Quasistatic component generation of ultrasonic waves and its applications in materials evaluation

Abstract

The quasistatic component (QSC) of ultrasonic wave propagation is one of the nonlinear ultrasonic phenomena that results from the interaction between ultrasound and nonlinearities in the solid materials. Owing to the low frequency and high sensitivity to microstructural changes in materials, the QSC has promising potential for developing cost-effective materials testing approaches and damage detection methods. However, most generation features of QSC have not been revealed and understood due to the complex propagation characteristics of ultrasonic guided waves. This thesis systematically investigates the QSC generation of ultrasound propagation in different solid materials and geometries. By theoretical analysis, finite element modeling, and experimental studies, the wave type, displacement direction, generation efficiency, cumulative effect, temporal shape, and mode conversion of QSC are comprehensively investigated. For thin plates, Lamb waves and shear horizontal waves are selected as primary waves for the study of QSC generation. For pipe-like structures, longitudinal modes and torsional modes are employed in the investigation. The results show that the generated QSC pulse wave in different structures by different primary waves invariantly possesses the fastest velocity and has mainly in-plane particle displacement. Other properties of QSC are also explored and confirmed to be consistent with the theory and numerical results.

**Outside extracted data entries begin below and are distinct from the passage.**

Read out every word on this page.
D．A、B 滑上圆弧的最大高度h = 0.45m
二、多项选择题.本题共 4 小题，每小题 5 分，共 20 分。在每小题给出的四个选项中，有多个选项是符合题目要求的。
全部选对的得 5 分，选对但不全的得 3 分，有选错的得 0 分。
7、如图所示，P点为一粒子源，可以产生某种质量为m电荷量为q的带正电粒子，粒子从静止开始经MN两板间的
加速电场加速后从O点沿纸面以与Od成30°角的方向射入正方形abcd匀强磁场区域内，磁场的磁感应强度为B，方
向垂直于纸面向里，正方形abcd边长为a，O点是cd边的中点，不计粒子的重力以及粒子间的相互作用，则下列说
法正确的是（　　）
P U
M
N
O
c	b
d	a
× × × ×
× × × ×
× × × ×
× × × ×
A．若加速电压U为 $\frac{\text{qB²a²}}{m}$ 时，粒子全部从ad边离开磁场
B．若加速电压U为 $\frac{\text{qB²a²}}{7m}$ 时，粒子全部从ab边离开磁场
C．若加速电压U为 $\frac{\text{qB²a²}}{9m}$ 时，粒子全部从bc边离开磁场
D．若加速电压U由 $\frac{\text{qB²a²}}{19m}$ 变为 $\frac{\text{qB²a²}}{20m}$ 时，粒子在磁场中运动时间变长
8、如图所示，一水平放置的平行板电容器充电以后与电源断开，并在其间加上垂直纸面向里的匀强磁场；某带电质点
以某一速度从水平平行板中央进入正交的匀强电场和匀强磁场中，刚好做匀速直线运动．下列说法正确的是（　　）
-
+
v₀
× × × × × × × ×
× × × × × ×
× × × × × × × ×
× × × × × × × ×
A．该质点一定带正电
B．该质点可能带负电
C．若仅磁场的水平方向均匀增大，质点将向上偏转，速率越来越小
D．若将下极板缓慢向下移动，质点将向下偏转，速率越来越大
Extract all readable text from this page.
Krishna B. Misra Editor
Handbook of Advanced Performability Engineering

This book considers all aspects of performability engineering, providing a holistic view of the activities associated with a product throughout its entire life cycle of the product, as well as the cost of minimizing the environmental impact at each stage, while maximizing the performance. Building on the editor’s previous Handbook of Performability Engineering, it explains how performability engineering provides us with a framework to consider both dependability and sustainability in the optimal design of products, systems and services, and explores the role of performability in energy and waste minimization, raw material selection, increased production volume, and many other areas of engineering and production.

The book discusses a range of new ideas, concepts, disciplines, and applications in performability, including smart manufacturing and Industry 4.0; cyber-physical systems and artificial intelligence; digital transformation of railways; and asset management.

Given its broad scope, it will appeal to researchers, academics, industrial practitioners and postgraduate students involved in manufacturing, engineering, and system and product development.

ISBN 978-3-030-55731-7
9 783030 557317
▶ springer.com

Based on the guidance of the present theoretical, numerical, and experimental studies, potential materials characterization and nondestructive testing/evaluation techniques and methods have been proposed. The elastic properties and damage state of many industrial materials, including advanced composite materials, have been promisingly characterized by the measurement and quantification of the nonlinear QSC response. The findings of QSC generation can pave the way for more future cost-effective nondestructive testing/evaluation and structural health monitoring technologies of ultrasound.